From picking your guests (always add a random) and your outfit, to coping with drunks and nudity, this is what you need to know

When I was young, I thought the worst thing you could do, as a host, was to run out of booze. Then, when I was less young, I thought it was to not have enough food, and now I am perfectly wise, I know that those things don’t matter at all, because you can always go to the shop. The important thing is not to look harried, and to not look that way, you need to not be that way.

It’s a psychodynamically interesting thing, to invite people into your home: intimate and familial; generous – your friends will want to repay that by making you happy, and if you’re stressed instead, they’ll leave with an inchoate sense of guilt and discomfort. Every catering decision, guest list and to-do list should be made with this at the front of your mind: am I the kind of person who can put the finishing touches on a croquembouche and chat about Dolly Parton at the same time? Am I going to spend the whole night man-marking that friend who goes back a long way but now has some dicey views about 5G and Albanians? Do I absolutely need to clean the skirting boards?

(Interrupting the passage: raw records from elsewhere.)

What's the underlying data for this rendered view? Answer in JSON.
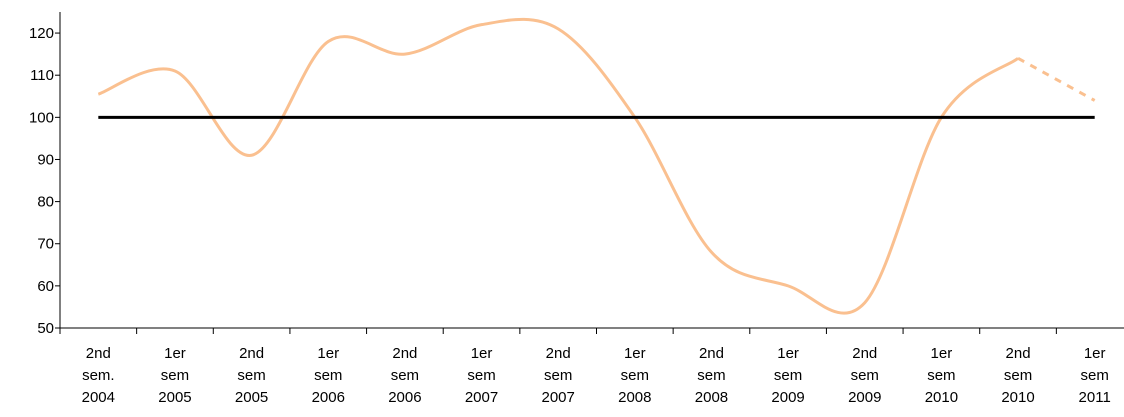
{
  "chart_data": {
    "type": "line",
    "categories": [
      "2nd sem. 2004",
      "1er sem 2005",
      "2nd sem 2005",
      "1er sem 2006",
      "2nd sem 2006",
      "1er sem 2007",
      "2nd sem 2007",
      "1er sem 2008",
      "2nd sem 2008",
      "1er sem 2009",
      "2nd sem 2009",
      "1er sem 2010",
      "2nd sem 2010",
      "1er sem 2011"
    ],
    "series": [
      {
        "color": "#fac090",
        "values": [
          105.5,
          111,
          91,
          118,
          115,
          122,
          121,
          100,
          68,
          60,
          56,
          100,
          114,
          104
        ],
        "dashed_last": true
      },
      {
        "color": "#000000",
        "values": [
          100,
          100,
          100,
          100,
          100,
          100,
          100,
          100,
          100,
          100,
          100,
          100,
          100,
          100
        ]
      }
    ],
    "ylim": [
      50,
      125
    ],
    "yticks": [
      50,
      60,
      70,
      80,
      90,
      100,
      110,
      120
    ],
    "grid": false
  }
}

Some absolute basics: you can be a bad guest even if you don’t go, by texting 20 minutes ahead and saying you can’t make it. Never do this. Cancel a week ahead, or apologise the next day. I read once that you should never arrive with flowers; send them earlier in the day. That sounds like the kind of thing posh people do, but iIt’s good not to arrive with something that immediately creates a task. Only bring flowers to someone you know well enough that you can find a vase and sort it yourself. I have a friend who arrives everywhere with a big bag of ice, which is weirdly useful and also, an icebreaker. You just go, “Look, ice!”